What concrete actions are you taking to achieve your ambition of gender equity?

Our 2025 ambition is a 50/40/30 gender balance, meaning women comprise 50% of all hiring, 40% of frontline managers, and 30% of senior leadership.

We are focused on building a gender-balanced leadership pipeline to reach our goals. As of the end of 2020, 47% of our executive committee was female, with women comprising 24% of the senior leadership and 25% of managerial positions. One way we are accomplishing this is expanding our internal talent pool of women leaders by focusing on hiring and including more women in sales and technical roles. To date, for example, women make up 21% of STEM roles with a hiring rate of 34%.

We have also launched the Schneider Women Leaders’ Programme (SWLP) – a global leadership programme for high-potential mid-career women. It’s a nine-month coaching and virtual workshop experience, culminating in a three-day virtual global summit. To date, we’ve had 236 high-potential women across all regions participate, and it has helped us move closer to our 2025 ambition of more women in mid-level leadership roles.

What are some other employee groups your diversity initiatives focus on?

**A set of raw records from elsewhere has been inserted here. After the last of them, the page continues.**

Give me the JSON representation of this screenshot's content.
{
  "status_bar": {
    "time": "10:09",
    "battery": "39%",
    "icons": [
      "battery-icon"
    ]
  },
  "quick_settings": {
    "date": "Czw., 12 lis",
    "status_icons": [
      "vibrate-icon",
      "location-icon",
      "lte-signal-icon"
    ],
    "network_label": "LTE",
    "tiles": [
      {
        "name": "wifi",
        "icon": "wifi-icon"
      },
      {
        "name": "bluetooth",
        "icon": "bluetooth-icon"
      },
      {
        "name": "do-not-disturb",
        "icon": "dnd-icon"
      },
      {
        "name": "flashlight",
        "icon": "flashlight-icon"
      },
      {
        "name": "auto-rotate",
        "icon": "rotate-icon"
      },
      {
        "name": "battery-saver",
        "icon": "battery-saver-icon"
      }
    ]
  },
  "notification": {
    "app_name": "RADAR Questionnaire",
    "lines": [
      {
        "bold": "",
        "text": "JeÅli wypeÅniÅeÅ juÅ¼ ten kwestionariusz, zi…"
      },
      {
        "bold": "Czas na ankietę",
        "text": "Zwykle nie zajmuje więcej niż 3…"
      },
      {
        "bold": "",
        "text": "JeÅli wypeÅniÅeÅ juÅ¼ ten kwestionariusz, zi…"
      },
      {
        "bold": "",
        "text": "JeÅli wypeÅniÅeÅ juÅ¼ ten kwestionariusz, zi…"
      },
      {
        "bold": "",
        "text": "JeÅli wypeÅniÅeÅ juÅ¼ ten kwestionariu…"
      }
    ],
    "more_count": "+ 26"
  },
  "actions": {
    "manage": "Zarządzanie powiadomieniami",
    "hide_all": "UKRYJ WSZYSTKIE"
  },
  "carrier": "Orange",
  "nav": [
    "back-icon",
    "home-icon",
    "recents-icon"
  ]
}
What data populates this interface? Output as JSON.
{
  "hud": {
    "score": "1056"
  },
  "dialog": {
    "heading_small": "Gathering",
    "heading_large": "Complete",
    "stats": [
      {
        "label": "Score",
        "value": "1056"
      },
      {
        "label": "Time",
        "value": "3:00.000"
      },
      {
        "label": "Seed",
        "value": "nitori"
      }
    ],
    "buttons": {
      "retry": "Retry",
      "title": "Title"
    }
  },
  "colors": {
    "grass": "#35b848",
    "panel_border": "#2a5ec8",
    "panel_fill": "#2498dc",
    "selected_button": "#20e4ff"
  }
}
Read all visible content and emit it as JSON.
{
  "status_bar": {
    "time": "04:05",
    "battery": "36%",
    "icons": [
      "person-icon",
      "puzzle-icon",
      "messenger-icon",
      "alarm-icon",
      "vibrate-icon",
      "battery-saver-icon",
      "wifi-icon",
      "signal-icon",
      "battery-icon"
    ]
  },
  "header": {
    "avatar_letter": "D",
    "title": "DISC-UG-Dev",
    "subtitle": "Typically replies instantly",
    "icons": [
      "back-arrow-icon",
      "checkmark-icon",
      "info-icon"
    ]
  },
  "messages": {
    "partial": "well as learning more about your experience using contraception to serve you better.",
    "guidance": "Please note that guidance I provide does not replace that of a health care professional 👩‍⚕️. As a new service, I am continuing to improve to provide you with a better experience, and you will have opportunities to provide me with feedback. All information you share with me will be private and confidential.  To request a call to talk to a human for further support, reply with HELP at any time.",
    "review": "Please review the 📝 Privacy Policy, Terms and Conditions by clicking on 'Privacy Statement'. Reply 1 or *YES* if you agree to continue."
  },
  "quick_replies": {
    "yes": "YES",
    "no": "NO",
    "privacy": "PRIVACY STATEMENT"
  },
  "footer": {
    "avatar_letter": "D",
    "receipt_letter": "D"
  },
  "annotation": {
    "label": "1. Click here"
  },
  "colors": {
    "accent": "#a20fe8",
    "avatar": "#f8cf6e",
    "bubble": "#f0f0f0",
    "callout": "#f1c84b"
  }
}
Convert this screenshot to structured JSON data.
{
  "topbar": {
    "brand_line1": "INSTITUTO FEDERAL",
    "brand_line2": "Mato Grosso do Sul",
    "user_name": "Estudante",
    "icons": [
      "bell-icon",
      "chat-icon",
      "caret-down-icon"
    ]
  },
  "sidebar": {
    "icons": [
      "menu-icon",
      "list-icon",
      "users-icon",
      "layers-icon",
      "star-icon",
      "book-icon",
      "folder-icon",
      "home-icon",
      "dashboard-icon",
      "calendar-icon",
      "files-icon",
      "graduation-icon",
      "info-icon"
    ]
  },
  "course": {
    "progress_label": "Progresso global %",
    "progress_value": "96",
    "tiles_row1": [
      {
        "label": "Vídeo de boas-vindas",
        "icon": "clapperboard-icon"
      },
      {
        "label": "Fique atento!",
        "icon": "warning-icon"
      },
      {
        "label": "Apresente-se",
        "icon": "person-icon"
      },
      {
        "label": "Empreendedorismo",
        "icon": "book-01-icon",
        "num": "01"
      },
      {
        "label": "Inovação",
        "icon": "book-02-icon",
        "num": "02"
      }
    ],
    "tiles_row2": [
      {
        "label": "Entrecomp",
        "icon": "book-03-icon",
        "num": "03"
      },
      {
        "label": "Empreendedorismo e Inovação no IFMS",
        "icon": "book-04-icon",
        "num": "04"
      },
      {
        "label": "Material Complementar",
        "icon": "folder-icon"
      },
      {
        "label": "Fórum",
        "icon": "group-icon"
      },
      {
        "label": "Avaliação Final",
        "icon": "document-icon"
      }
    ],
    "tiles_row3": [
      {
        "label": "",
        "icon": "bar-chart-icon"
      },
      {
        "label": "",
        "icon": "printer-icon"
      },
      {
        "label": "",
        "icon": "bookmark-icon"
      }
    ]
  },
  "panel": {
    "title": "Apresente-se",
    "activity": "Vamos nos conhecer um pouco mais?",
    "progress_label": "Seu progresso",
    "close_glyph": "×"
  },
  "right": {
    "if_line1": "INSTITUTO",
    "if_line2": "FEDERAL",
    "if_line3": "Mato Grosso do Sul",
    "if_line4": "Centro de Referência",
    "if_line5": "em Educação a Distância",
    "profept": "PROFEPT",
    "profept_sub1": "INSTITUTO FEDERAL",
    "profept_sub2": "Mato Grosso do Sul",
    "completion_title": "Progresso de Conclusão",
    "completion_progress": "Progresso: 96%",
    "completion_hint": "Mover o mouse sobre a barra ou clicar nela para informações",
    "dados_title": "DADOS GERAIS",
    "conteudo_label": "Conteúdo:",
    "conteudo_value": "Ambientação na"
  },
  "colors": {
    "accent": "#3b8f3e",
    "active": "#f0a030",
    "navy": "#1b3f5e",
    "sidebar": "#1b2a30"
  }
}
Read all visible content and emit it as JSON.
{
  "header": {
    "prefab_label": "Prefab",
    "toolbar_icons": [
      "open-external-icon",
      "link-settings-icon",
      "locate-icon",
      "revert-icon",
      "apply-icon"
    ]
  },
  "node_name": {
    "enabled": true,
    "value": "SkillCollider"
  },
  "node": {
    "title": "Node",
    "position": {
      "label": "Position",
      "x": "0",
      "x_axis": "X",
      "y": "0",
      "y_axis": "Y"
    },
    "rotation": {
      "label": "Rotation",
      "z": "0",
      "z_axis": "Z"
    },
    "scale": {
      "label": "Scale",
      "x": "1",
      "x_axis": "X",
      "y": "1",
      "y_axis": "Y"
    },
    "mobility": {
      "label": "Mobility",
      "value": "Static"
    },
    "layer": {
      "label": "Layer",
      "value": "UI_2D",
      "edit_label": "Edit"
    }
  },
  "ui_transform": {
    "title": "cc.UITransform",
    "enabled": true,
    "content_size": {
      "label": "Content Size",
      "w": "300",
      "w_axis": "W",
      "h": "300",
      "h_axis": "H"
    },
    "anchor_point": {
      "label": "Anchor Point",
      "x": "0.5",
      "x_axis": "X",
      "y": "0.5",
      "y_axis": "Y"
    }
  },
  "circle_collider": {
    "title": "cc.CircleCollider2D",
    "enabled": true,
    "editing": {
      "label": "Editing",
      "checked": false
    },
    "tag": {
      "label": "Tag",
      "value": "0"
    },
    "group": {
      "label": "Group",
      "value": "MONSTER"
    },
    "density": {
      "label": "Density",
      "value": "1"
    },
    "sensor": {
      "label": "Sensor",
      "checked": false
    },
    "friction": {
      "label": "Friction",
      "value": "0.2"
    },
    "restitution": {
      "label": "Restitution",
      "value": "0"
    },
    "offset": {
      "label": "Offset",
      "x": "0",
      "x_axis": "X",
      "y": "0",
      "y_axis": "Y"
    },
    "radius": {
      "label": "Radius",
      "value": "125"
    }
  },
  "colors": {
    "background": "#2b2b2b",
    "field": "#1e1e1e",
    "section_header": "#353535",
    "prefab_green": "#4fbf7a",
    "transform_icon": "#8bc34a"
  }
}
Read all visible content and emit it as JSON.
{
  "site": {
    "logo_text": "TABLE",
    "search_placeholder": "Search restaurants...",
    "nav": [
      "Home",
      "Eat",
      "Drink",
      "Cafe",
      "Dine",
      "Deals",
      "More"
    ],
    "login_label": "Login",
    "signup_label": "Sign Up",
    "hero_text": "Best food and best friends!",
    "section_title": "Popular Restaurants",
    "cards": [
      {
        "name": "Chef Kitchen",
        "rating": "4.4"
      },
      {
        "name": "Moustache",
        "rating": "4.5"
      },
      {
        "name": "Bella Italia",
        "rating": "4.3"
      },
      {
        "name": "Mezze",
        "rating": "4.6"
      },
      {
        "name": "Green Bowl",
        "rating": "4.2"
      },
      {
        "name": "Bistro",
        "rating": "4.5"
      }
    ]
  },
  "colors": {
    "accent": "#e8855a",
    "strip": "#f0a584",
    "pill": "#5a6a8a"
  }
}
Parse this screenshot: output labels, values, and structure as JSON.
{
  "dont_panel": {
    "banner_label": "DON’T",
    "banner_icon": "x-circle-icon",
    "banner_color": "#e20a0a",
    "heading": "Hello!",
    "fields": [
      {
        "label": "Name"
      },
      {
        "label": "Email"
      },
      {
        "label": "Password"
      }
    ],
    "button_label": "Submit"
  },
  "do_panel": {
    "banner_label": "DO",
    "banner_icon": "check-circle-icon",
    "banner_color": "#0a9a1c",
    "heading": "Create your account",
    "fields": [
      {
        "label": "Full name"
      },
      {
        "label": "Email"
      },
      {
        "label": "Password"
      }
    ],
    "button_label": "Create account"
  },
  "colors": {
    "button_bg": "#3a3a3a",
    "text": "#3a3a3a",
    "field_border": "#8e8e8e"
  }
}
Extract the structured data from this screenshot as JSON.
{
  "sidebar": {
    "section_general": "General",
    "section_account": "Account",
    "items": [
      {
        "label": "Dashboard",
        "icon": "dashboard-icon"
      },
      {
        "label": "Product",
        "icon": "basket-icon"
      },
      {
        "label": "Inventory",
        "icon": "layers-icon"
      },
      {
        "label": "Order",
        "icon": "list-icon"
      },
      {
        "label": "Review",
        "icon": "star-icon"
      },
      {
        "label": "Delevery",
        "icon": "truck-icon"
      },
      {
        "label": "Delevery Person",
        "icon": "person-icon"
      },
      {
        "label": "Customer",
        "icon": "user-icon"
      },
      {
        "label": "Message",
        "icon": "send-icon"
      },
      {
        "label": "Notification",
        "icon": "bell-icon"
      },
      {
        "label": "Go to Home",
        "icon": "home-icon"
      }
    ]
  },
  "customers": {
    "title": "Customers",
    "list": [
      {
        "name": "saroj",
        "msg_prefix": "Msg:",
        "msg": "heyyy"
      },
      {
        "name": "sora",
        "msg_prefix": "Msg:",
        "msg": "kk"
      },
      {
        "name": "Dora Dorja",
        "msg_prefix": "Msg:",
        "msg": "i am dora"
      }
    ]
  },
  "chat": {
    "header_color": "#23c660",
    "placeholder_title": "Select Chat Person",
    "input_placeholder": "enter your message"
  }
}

Globally we focus on five key diversities: gender, generations, nationality/ethnicity, LGBT+, and people with disabilities. For each of these, we have a mix of global and local actions. For example, for generational diversity, we are committed to providing more opportunities for two key populations: people early in their careers and senior talents. We want to double the size of our early career programs, which include internships, development programs, entry-level roles, and co-ops. This reflects that youth has been impacted significantly during the COVID-19 pandemic in terms of unemployment and joblessness. Digital and virtual working is an enabler for how we accomplish this goal.

One of our 2025 ambitions is to have systematic career review and development plan for employees 10 years before retirement. Senior workers have also been strongly impacted by COVID-19, so we want to focus on this population too, and we made a commitment to support our senior talent for the last mile of their career. With the world population living longer and staying in the workforce longer, we believe the workforce of the future is one which values experience and expertise in intergenerational collaboration, capitalising on the advantages of early and senior talents, and other generations.

Our 2025 ambition is a 50/40/30 gender balance, meaning women comprise 50% of all hiring, 40% of frontline managers, and 30% of senior leadership.